Air Arabia Group’s third-quarter revenue of Dhs1.61 billion ($436 million) was 12% up on the same period of 2019, as the low-cost group benefited from the recovery in air travel demand.
It outlined its July-September earnings on 9 November, days after its latest joint-venture operation, Pakistani carrier Fly Jinnah, commenced operations from Karachi.
The Sharjah-based low-cost group reported a third-quarter operating profit of Dhs340 million, a net profit of Dhs416 million and passenger numbers of 2.42 million, with all three measures being more than double those recorded for the third quarter of 2021.
The traffic figure was just shy of third-quarter 2019 passenger numbers of 2.58 million.
Describing a “solid operational and financial performance” for the period, Air Arabia says it retains “cautious optimism” for 2023, despite economic and geopolitical headwinds.
And while the first aircraft from the group’s order for 120 Airbus A320neo-family jets is not due to arrive until 2024, it has already expanded its capacity beyond pre-Covid levels by 10 jets.

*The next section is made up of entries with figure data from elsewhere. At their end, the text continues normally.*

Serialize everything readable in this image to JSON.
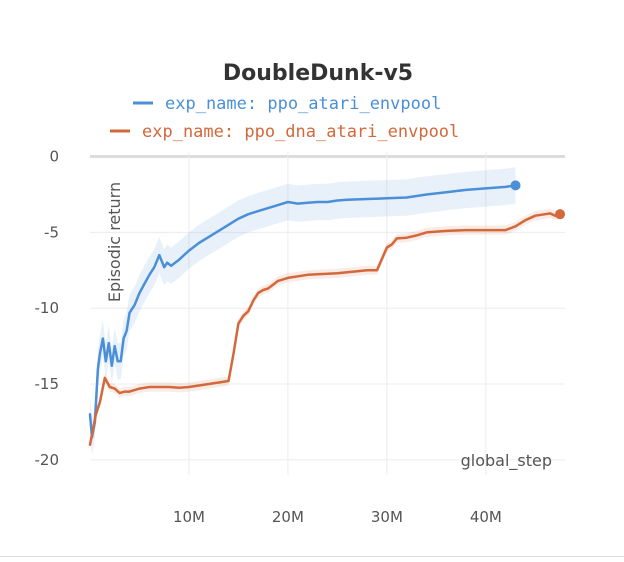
{
  "chart_data": {
    "type": "line",
    "title": "DoubleDunk-v5",
    "xlabel": "global_step",
    "ylabel": "Episodic return",
    "xlim": [
      0,
      48000000
    ],
    "ylim": [
      -21,
      0.3
    ],
    "xticks": [
      10000000,
      20000000,
      30000000,
      40000000
    ],
    "xtick_labels": [
      "10M",
      "20M",
      "30M",
      "40M"
    ],
    "yticks": [
      0,
      -5,
      -10,
      -15,
      -20
    ],
    "ytick_labels": [
      "0",
      "-5",
      "-10",
      "-15",
      "-20"
    ],
    "grid": true,
    "legend_position": "top",
    "series": [
      {
        "name": "exp_name: ppo_atari_envpool",
        "color": "#4a8fd8",
        "band": 1.2,
        "x": [
          0,
          200000,
          500000,
          800000,
          1000000,
          1300000,
          1600000,
          1900000,
          2200000,
          2500000,
          2800000,
          3100000,
          3400000,
          3700000,
          4000000,
          4500000,
          5000000,
          5500000,
          6000000,
          6500000,
          7000000,
          7500000,
          7800000,
          8200000,
          8600000,
          9000000,
          9500000,
          10000000,
          11000000,
          12000000,
          13000000,
          14000000,
          15000000,
          16000000,
          17000000,
          18000000,
          19000000,
          20000000,
          21000000,
          22000000,
          23000000,
          24000000,
          25000000,
          26000000,
          28000000,
          30000000,
          32000000,
          34000000,
          36000000,
          38000000,
          40000000,
          42000000,
          43000000
        ],
        "y": [
          -17,
          -18.5,
          -17.5,
          -14,
          -13,
          -12,
          -13.5,
          -12.3,
          -13.8,
          -12.5,
          -13.5,
          -13.5,
          -12,
          -11.5,
          -10.3,
          -9.8,
          -9,
          -8.4,
          -7.8,
          -7.3,
          -6.5,
          -7.3,
          -7,
          -7.2,
          -7,
          -6.8,
          -6.5,
          -6.2,
          -5.7,
          -5.3,
          -4.9,
          -4.5,
          -4.1,
          -3.8,
          -3.6,
          -3.4,
          -3.2,
          -3,
          -3.1,
          -3.05,
          -3,
          -3,
          -2.9,
          -2.85,
          -2.8,
          -2.75,
          -2.7,
          -2.5,
          -2.35,
          -2.2,
          -2.1,
          -2,
          -1.9
        ]
      },
      {
        "name": "exp_name: ppo_dna_atari_envpool",
        "color": "#d3683a",
        "band": 0.3,
        "x": [
          0,
          300000,
          600000,
          1000000,
          1500000,
          2000000,
          2500000,
          3000000,
          3500000,
          4000000,
          5000000,
          6000000,
          8000000,
          9000000,
          10000000,
          12000000,
          14000000,
          14500000,
          15000000,
          15500000,
          16000000,
          16500000,
          17000000,
          17500000,
          18000000,
          19000000,
          20000000,
          22000000,
          25000000,
          28000000,
          29000000,
          30000000,
          30500000,
          31000000,
          32000000,
          33000000,
          34000000,
          36000000,
          38000000,
          40000000,
          42000000,
          43000000,
          44000000,
          45000000,
          46000000,
          46500000,
          47000000,
          47500000
        ],
        "y": [
          -19,
          -18,
          -17,
          -16.2,
          -14.6,
          -15.2,
          -15.3,
          -15.6,
          -15.5,
          -15.5,
          -15.3,
          -15.2,
          -15.2,
          -15.25,
          -15.2,
          -15,
          -14.8,
          -13,
          -11,
          -10.5,
          -10.2,
          -9.5,
          -9,
          -8.8,
          -8.7,
          -8.2,
          -8,
          -7.8,
          -7.7,
          -7.5,
          -7.5,
          -6,
          -5.8,
          -5.4,
          -5.35,
          -5.2,
          -5,
          -4.9,
          -4.85,
          -4.85,
          -4.85,
          -4.6,
          -4.2,
          -3.9,
          -3.8,
          -3.75,
          -3.9,
          -3.8
        ]
      }
    ]
  }
}
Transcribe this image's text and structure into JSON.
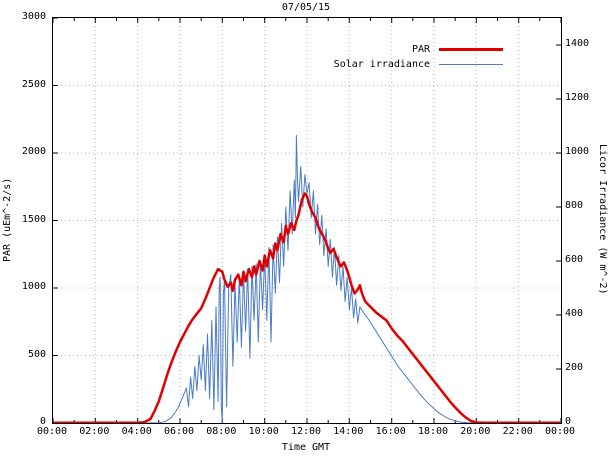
{
  "chart_data": {
    "type": "line",
    "title": "07/05/15",
    "xlabel": "Time GMT",
    "ylabel_left": "PAR (uEm^-2/s)",
    "ylabel_right": "Licor Irradiance (W m^-2)",
    "grid": true,
    "legend_position": "top-right-inside",
    "x_axis": {
      "min": 0,
      "max": 24,
      "minor_step": 1,
      "tick_values": [
        0,
        2,
        4,
        6,
        8,
        10,
        12,
        14,
        16,
        18,
        20,
        22,
        24
      ],
      "tick_labels": [
        "00:00",
        "02:00",
        "04:00",
        "06:00",
        "08:00",
        "10:00",
        "12:00",
        "14:00",
        "16:00",
        "18:00",
        "20:00",
        "22:00",
        "00:00"
      ]
    },
    "y_left_axis": {
      "min": 0,
      "max": 3000,
      "tick_values": [
        0,
        500,
        1000,
        1500,
        2000,
        2500,
        3000
      ]
    },
    "y_right_axis": {
      "min": 0,
      "max": 1500,
      "tick_values": [
        0,
        200,
        400,
        600,
        800,
        1000,
        1200,
        1400
      ]
    },
    "colors": {
      "par": "#e00000",
      "solar": "#4a7cc7",
      "grid": "#b5b5b5",
      "border": "#000000"
    },
    "series": [
      {
        "name": "PAR",
        "axis": "left",
        "color": "#e00000",
        "width": 2.5,
        "points": [
          [
            0,
            2
          ],
          [
            0.5,
            2
          ],
          [
            1,
            2
          ],
          [
            1.5,
            2
          ],
          [
            2,
            2
          ],
          [
            2.5,
            2
          ],
          [
            3,
            2
          ],
          [
            3.5,
            2
          ],
          [
            4,
            3
          ],
          [
            4.3,
            5
          ],
          [
            4.6,
            30
          ],
          [
            4.8,
            90
          ],
          [
            5,
            160
          ],
          [
            5.2,
            260
          ],
          [
            5.4,
            360
          ],
          [
            5.6,
            450
          ],
          [
            5.8,
            530
          ],
          [
            6,
            600
          ],
          [
            6.2,
            660
          ],
          [
            6.4,
            720
          ],
          [
            6.6,
            770
          ],
          [
            6.8,
            810
          ],
          [
            7,
            850
          ],
          [
            7.2,
            920
          ],
          [
            7.4,
            1000
          ],
          [
            7.6,
            1080
          ],
          [
            7.8,
            1140
          ],
          [
            8,
            1120
          ],
          [
            8.1,
            1060
          ],
          [
            8.25,
            1010
          ],
          [
            8.4,
            1040
          ],
          [
            8.5,
            980
          ],
          [
            8.6,
            1060
          ],
          [
            8.75,
            1100
          ],
          [
            8.9,
            1020
          ],
          [
            9,
            1120
          ],
          [
            9.1,
            1050
          ],
          [
            9.25,
            1140
          ],
          [
            9.4,
            1080
          ],
          [
            9.5,
            1160
          ],
          [
            9.6,
            1100
          ],
          [
            9.75,
            1200
          ],
          [
            9.9,
            1130
          ],
          [
            10,
            1240
          ],
          [
            10.1,
            1160
          ],
          [
            10.25,
            1280
          ],
          [
            10.4,
            1220
          ],
          [
            10.5,
            1330
          ],
          [
            10.6,
            1280
          ],
          [
            10.75,
            1400
          ],
          [
            10.9,
            1340
          ],
          [
            11,
            1460
          ],
          [
            11.1,
            1400
          ],
          [
            11.25,
            1480
          ],
          [
            11.4,
            1430
          ],
          [
            11.5,
            1500
          ],
          [
            11.6,
            1540
          ],
          [
            11.75,
            1650
          ],
          [
            11.9,
            1700
          ],
          [
            12,
            1680
          ],
          [
            12.1,
            1620
          ],
          [
            12.25,
            1560
          ],
          [
            12.4,
            1520
          ],
          [
            12.5,
            1470
          ],
          [
            12.6,
            1430
          ],
          [
            12.75,
            1390
          ],
          [
            12.9,
            1340
          ],
          [
            13,
            1290
          ],
          [
            13.1,
            1260
          ],
          [
            13.25,
            1290
          ],
          [
            13.4,
            1230
          ],
          [
            13.5,
            1190
          ],
          [
            13.6,
            1160
          ],
          [
            13.75,
            1190
          ],
          [
            13.9,
            1130
          ],
          [
            14,
            1080
          ],
          [
            14.1,
            1020
          ],
          [
            14.25,
            960
          ],
          [
            14.4,
            990
          ],
          [
            14.5,
            1020
          ],
          [
            14.6,
            960
          ],
          [
            14.75,
            900
          ],
          [
            15,
            860
          ],
          [
            15.25,
            820
          ],
          [
            15.5,
            790
          ],
          [
            15.75,
            760
          ],
          [
            16,
            700
          ],
          [
            16.25,
            650
          ],
          [
            16.5,
            610
          ],
          [
            16.75,
            560
          ],
          [
            17,
            510
          ],
          [
            17.25,
            460
          ],
          [
            17.5,
            410
          ],
          [
            17.75,
            360
          ],
          [
            18,
            310
          ],
          [
            18.25,
            260
          ],
          [
            18.5,
            210
          ],
          [
            18.75,
            160
          ],
          [
            19,
            115
          ],
          [
            19.25,
            75
          ],
          [
            19.5,
            40
          ],
          [
            19.75,
            15
          ],
          [
            20,
            4
          ],
          [
            20.5,
            2
          ],
          [
            21,
            2
          ],
          [
            21.5,
            2
          ],
          [
            22,
            2
          ],
          [
            22.5,
            2
          ],
          [
            23,
            2
          ],
          [
            23.5,
            2
          ],
          [
            24,
            2
          ]
        ]
      },
      {
        "name": "Solar irradiance",
        "axis": "right",
        "color": "#4a7cc7",
        "width": 1,
        "points": [
          [
            0,
            0
          ],
          [
            1,
            0
          ],
          [
            2,
            0
          ],
          [
            3,
            0
          ],
          [
            4,
            0
          ],
          [
            4.5,
            0
          ],
          [
            5,
            1
          ],
          [
            5.3,
            5
          ],
          [
            5.6,
            20
          ],
          [
            5.9,
            55
          ],
          [
            6.1,
            90
          ],
          [
            6.3,
            130
          ],
          [
            6.4,
            60
          ],
          [
            6.5,
            170
          ],
          [
            6.6,
            90
          ],
          [
            6.7,
            210
          ],
          [
            6.8,
            120
          ],
          [
            6.9,
            250
          ],
          [
            7,
            160
          ],
          [
            7.1,
            290
          ],
          [
            7.2,
            120
          ],
          [
            7.3,
            330
          ],
          [
            7.4,
            90
          ],
          [
            7.5,
            380
          ],
          [
            7.6,
            50
          ],
          [
            7.7,
            430
          ],
          [
            7.8,
            80
          ],
          [
            7.85,
            500
          ],
          [
            7.9,
            540
          ],
          [
            7.95,
            60
          ],
          [
            8,
            5
          ],
          [
            8.05,
            480
          ],
          [
            8.1,
            530
          ],
          [
            8.2,
            60
          ],
          [
            8.3,
            500
          ],
          [
            8.4,
            550
          ],
          [
            8.5,
            210
          ],
          [
            8.6,
            520
          ],
          [
            8.7,
            300
          ],
          [
            8.8,
            545
          ],
          [
            8.9,
            280
          ],
          [
            9,
            560
          ],
          [
            9.1,
            340
          ],
          [
            9.2,
            570
          ],
          [
            9.3,
            240
          ],
          [
            9.4,
            580
          ],
          [
            9.5,
            380
          ],
          [
            9.6,
            590
          ],
          [
            9.7,
            300
          ],
          [
            9.8,
            600
          ],
          [
            9.9,
            420
          ],
          [
            10,
            620
          ],
          [
            10.1,
            380
          ],
          [
            10.2,
            650
          ],
          [
            10.3,
            300
          ],
          [
            10.4,
            660
          ],
          [
            10.5,
            480
          ],
          [
            10.6,
            690
          ],
          [
            10.7,
            520
          ],
          [
            10.8,
            740
          ],
          [
            10.9,
            580
          ],
          [
            11,
            800
          ],
          [
            11.1,
            640
          ],
          [
            11.2,
            860
          ],
          [
            11.3,
            700
          ],
          [
            11.4,
            900
          ],
          [
            11.45,
            760
          ],
          [
            11.5,
            1065
          ],
          [
            11.55,
            900
          ],
          [
            11.6,
            820
          ],
          [
            11.7,
            950
          ],
          [
            11.8,
            800
          ],
          [
            11.9,
            920
          ],
          [
            12,
            850
          ],
          [
            12.1,
            890
          ],
          [
            12.2,
            760
          ],
          [
            12.3,
            860
          ],
          [
            12.4,
            700
          ],
          [
            12.5,
            810
          ],
          [
            12.6,
            660
          ],
          [
            12.7,
            770
          ],
          [
            12.8,
            620
          ],
          [
            12.9,
            720
          ],
          [
            13,
            580
          ],
          [
            13.1,
            680
          ],
          [
            13.2,
            540
          ],
          [
            13.3,
            650
          ],
          [
            13.4,
            510
          ],
          [
            13.5,
            620
          ],
          [
            13.6,
            490
          ],
          [
            13.7,
            580
          ],
          [
            13.8,
            450
          ],
          [
            13.9,
            540
          ],
          [
            14,
            420
          ],
          [
            14.1,
            500
          ],
          [
            14.2,
            390
          ],
          [
            14.3,
            460
          ],
          [
            14.4,
            370
          ],
          [
            14.5,
            430
          ],
          [
            14.7,
            405
          ],
          [
            14.9,
            385
          ],
          [
            15.1,
            360
          ],
          [
            15.3,
            335
          ],
          [
            15.5,
            310
          ],
          [
            15.7,
            285
          ],
          [
            15.9,
            260
          ],
          [
            16.1,
            235
          ],
          [
            16.3,
            210
          ],
          [
            16.5,
            190
          ],
          [
            16.7,
            170
          ],
          [
            16.9,
            150
          ],
          [
            17.1,
            130
          ],
          [
            17.3,
            110
          ],
          [
            17.5,
            92
          ],
          [
            17.7,
            75
          ],
          [
            17.9,
            60
          ],
          [
            18.1,
            46
          ],
          [
            18.3,
            34
          ],
          [
            18.5,
            24
          ],
          [
            18.7,
            16
          ],
          [
            19,
            8
          ],
          [
            19.3,
            3
          ],
          [
            19.6,
            1
          ],
          [
            20,
            0
          ],
          [
            21,
            0
          ],
          [
            22,
            0
          ],
          [
            23,
            0
          ],
          [
            24,
            0
          ]
        ]
      }
    ]
  }
}
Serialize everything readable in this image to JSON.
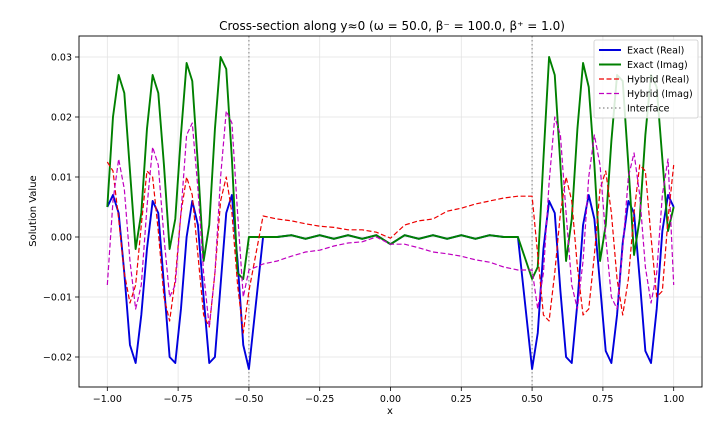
{
  "chart_data": {
    "type": "line",
    "title": "Cross-section along y≈0 (ω = 50.0, β⁻ = 100.0, β⁺ = 1.0)",
    "xlabel": "x",
    "ylabel": "Solution Value",
    "xlim": [
      -1.1,
      1.1
    ],
    "ylim": [
      -0.025,
      0.0335
    ],
    "xticks": [
      -1.0,
      -0.75,
      -0.5,
      -0.25,
      0.0,
      0.25,
      0.5,
      0.75,
      1.0
    ],
    "xtick_labels": [
      "−1.00",
      "−0.75",
      "−0.50",
      "−0.25",
      "0.00",
      "0.25",
      "0.50",
      "0.75",
      "1.00"
    ],
    "yticks": [
      -0.02,
      -0.01,
      0.0,
      0.01,
      0.02,
      0.03
    ],
    "ytick_labels": [
      "−0.02",
      "−0.01",
      "0.00",
      "0.01",
      "0.02",
      "0.03"
    ],
    "grid": true,
    "legend_position": "top-right",
    "interface_x": [
      -0.5,
      0.5
    ],
    "series": [
      {
        "name": "Exact (Real)",
        "color": "#0000dd",
        "style": "solid",
        "x": [
          -1.0,
          -0.98,
          -0.96,
          -0.94,
          -0.92,
          -0.9,
          -0.88,
          -0.86,
          -0.84,
          -0.82,
          -0.8,
          -0.78,
          -0.76,
          -0.74,
          -0.72,
          -0.7,
          -0.68,
          -0.66,
          -0.64,
          -0.62,
          -0.6,
          -0.58,
          -0.56,
          -0.54,
          -0.52,
          -0.5,
          -0.45,
          -0.4,
          -0.35,
          -0.3,
          -0.25,
          -0.2,
          -0.15,
          -0.1,
          -0.05,
          0.0,
          0.05,
          0.1,
          0.15,
          0.2,
          0.25,
          0.3,
          0.35,
          0.4,
          0.45,
          0.5,
          0.52,
          0.54,
          0.56,
          0.58,
          0.6,
          0.62,
          0.64,
          0.66,
          0.68,
          0.7,
          0.72,
          0.74,
          0.76,
          0.78,
          0.8,
          0.82,
          0.84,
          0.86,
          0.88,
          0.9,
          0.92,
          0.94,
          0.96,
          0.98,
          1.0
        ],
        "y": [
          0.005,
          0.007,
          0.004,
          -0.006,
          -0.018,
          -0.021,
          -0.013,
          -0.002,
          0.006,
          0.004,
          -0.008,
          -0.02,
          -0.021,
          -0.012,
          0.0,
          0.006,
          0.002,
          -0.01,
          -0.021,
          -0.02,
          -0.008,
          0.004,
          0.007,
          -0.004,
          -0.018,
          -0.022,
          0.0,
          0.0,
          0.0003,
          -0.0003,
          0.0003,
          -0.0003,
          0.0003,
          -0.0003,
          0.0003,
          -0.0012,
          0.0003,
          -0.0003,
          0.0003,
          -0.0003,
          0.0003,
          -0.0003,
          0.0003,
          0.0,
          0.0,
          -0.022,
          -0.016,
          -0.002,
          0.006,
          0.004,
          -0.009,
          -0.02,
          -0.021,
          -0.011,
          0.002,
          0.007,
          0.003,
          -0.008,
          -0.019,
          -0.021,
          -0.013,
          -0.001,
          0.006,
          0.004,
          -0.007,
          -0.019,
          -0.021,
          -0.012,
          0.001,
          0.007,
          0.005
        ]
      },
      {
        "name": "Exact (Imag)",
        "color": "#008000",
        "style": "solid",
        "x": [
          -1.0,
          -0.98,
          -0.96,
          -0.94,
          -0.92,
          -0.9,
          -0.88,
          -0.86,
          -0.84,
          -0.82,
          -0.8,
          -0.78,
          -0.76,
          -0.74,
          -0.72,
          -0.7,
          -0.68,
          -0.66,
          -0.64,
          -0.62,
          -0.6,
          -0.58,
          -0.56,
          -0.54,
          -0.52,
          -0.5,
          -0.45,
          -0.4,
          -0.35,
          -0.3,
          -0.25,
          -0.2,
          -0.15,
          -0.1,
          -0.05,
          0.0,
          0.05,
          0.1,
          0.15,
          0.2,
          0.25,
          0.3,
          0.35,
          0.4,
          0.45,
          0.5,
          0.52,
          0.54,
          0.56,
          0.58,
          0.6,
          0.62,
          0.64,
          0.66,
          0.68,
          0.7,
          0.72,
          0.74,
          0.76,
          0.78,
          0.8,
          0.82,
          0.84,
          0.86,
          0.88,
          0.9,
          0.92,
          0.94,
          0.96,
          0.98,
          1.0
        ],
        "y": [
          0.005,
          0.02,
          0.027,
          0.024,
          0.011,
          -0.002,
          0.004,
          0.018,
          0.027,
          0.024,
          0.012,
          -0.002,
          0.003,
          0.017,
          0.029,
          0.026,
          0.012,
          -0.004,
          0.002,
          0.018,
          0.03,
          0.028,
          0.013,
          -0.006,
          -0.007,
          0.0,
          0.0,
          0.0,
          0.0003,
          -0.0003,
          0.0003,
          -0.0003,
          0.0003,
          -0.0003,
          0.0003,
          -0.0012,
          0.0003,
          -0.0003,
          0.0003,
          -0.0003,
          0.0003,
          -0.0003,
          0.0003,
          0.0,
          0.0,
          -0.007,
          -0.005,
          0.013,
          0.03,
          0.027,
          0.012,
          -0.004,
          0.003,
          0.018,
          0.029,
          0.025,
          0.012,
          -0.004,
          0.002,
          0.016,
          0.027,
          0.026,
          0.012,
          -0.003,
          0.003,
          0.017,
          0.027,
          0.025,
          0.013,
          0.001,
          0.005
        ]
      },
      {
        "name": "Hybrid (Real)",
        "color": "#ee0000",
        "style": "dashed",
        "x": [
          -1.0,
          -0.98,
          -0.96,
          -0.94,
          -0.92,
          -0.9,
          -0.88,
          -0.86,
          -0.84,
          -0.82,
          -0.8,
          -0.78,
          -0.76,
          -0.74,
          -0.72,
          -0.7,
          -0.68,
          -0.66,
          -0.64,
          -0.62,
          -0.6,
          -0.58,
          -0.56,
          -0.54,
          -0.52,
          -0.5,
          -0.45,
          -0.4,
          -0.35,
          -0.3,
          -0.25,
          -0.2,
          -0.15,
          -0.1,
          -0.05,
          0.0,
          0.05,
          0.1,
          0.15,
          0.2,
          0.25,
          0.3,
          0.35,
          0.4,
          0.45,
          0.5,
          0.52,
          0.54,
          0.56,
          0.58,
          0.6,
          0.62,
          0.64,
          0.66,
          0.68,
          0.7,
          0.72,
          0.74,
          0.76,
          0.78,
          0.8,
          0.82,
          0.84,
          0.86,
          0.88,
          0.9,
          0.92,
          0.94,
          0.96,
          0.98,
          1.0
        ],
        "y": [
          0.0125,
          0.011,
          0.003,
          -0.006,
          -0.011,
          -0.008,
          0.002,
          0.011,
          0.01,
          0.001,
          -0.01,
          -0.014,
          -0.007,
          0.004,
          0.01,
          0.007,
          -0.003,
          -0.013,
          -0.015,
          -0.006,
          0.006,
          0.01,
          0.004,
          -0.008,
          -0.016,
          -0.009,
          0.0035,
          0.003,
          0.0027,
          0.0022,
          0.0018,
          0.0016,
          0.0012,
          0.0012,
          0.0008,
          -0.0002,
          0.002,
          0.0027,
          0.003,
          0.0043,
          0.0048,
          0.0055,
          0.006,
          0.0065,
          0.0068,
          0.0068,
          -0.003,
          -0.013,
          -0.014,
          -0.006,
          0.004,
          0.01,
          0.006,
          -0.005,
          -0.013,
          -0.012,
          -0.003,
          0.008,
          0.011,
          0.004,
          -0.007,
          -0.013,
          -0.007,
          0.004,
          0.012,
          0.011,
          0.0,
          -0.01,
          -0.009,
          0.003,
          0.012
        ]
      },
      {
        "name": "Hybrid (Imag)",
        "color": "#c000c0",
        "style": "dashed",
        "x": [
          -1.0,
          -0.98,
          -0.96,
          -0.94,
          -0.92,
          -0.9,
          -0.88,
          -0.86,
          -0.84,
          -0.82,
          -0.8,
          -0.78,
          -0.76,
          -0.74,
          -0.72,
          -0.7,
          -0.68,
          -0.66,
          -0.64,
          -0.62,
          -0.6,
          -0.58,
          -0.56,
          -0.54,
          -0.52,
          -0.5,
          -0.45,
          -0.4,
          -0.35,
          -0.3,
          -0.25,
          -0.2,
          -0.15,
          -0.1,
          -0.05,
          0.0,
          0.05,
          0.1,
          0.15,
          0.2,
          0.25,
          0.3,
          0.35,
          0.4,
          0.45,
          0.5,
          0.52,
          0.54,
          0.56,
          0.58,
          0.6,
          0.62,
          0.64,
          0.66,
          0.68,
          0.7,
          0.72,
          0.74,
          0.76,
          0.78,
          0.8,
          0.82,
          0.84,
          0.86,
          0.88,
          0.9,
          0.92,
          0.94,
          0.96,
          0.98,
          1.0
        ],
        "y": [
          -0.008,
          0.006,
          0.013,
          0.008,
          -0.004,
          -0.012,
          -0.008,
          0.005,
          0.015,
          0.012,
          0.0,
          -0.01,
          -0.008,
          0.004,
          0.017,
          0.019,
          0.008,
          -0.006,
          -0.015,
          -0.006,
          0.01,
          0.021,
          0.019,
          0.004,
          -0.01,
          -0.0055,
          -0.0045,
          -0.004,
          -0.0032,
          -0.0025,
          -0.0022,
          -0.0015,
          -0.001,
          -0.0008,
          0.0,
          -0.0012,
          -0.0012,
          -0.0018,
          -0.0025,
          -0.0028,
          -0.0032,
          -0.0038,
          -0.0042,
          -0.005,
          -0.0055,
          -0.0055,
          -0.012,
          -0.006,
          0.009,
          0.02,
          0.017,
          0.004,
          -0.008,
          -0.012,
          -0.004,
          0.01,
          0.017,
          0.012,
          0.0,
          -0.01,
          -0.012,
          -0.002,
          0.01,
          0.014,
          0.007,
          -0.005,
          -0.011,
          -0.006,
          0.007,
          0.013,
          -0.008
        ]
      }
    ],
    "legend": [
      {
        "label": "Exact (Real)",
        "color": "#0000dd",
        "style": "solid"
      },
      {
        "label": "Exact (Imag)",
        "color": "#008000",
        "style": "solid"
      },
      {
        "label": "Hybrid (Real)",
        "color": "#ee0000",
        "style": "dashed"
      },
      {
        "label": "Hybrid (Imag)",
        "color": "#c000c0",
        "style": "dashed"
      },
      {
        "label": "Interface",
        "color": "#888888",
        "style": "dotted"
      }
    ]
  }
}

The 68 Airbus narrowbody aircraft in its fleet include three with Fly Jinnah, while 42 are based in Sharjah, nine are with Air Arabia Maroc, eight are with Air Arabia Abu Dhabi and four are with Air Arabia Egypt, the group says.
Its Armenian joint venture Fly Arna – which commenced operations in July this year – accounts for the final two aircraft.
In September, Air Arabia announced plans to launch a new joint-venture carrier in Sudan with local conglomerate DAL Group.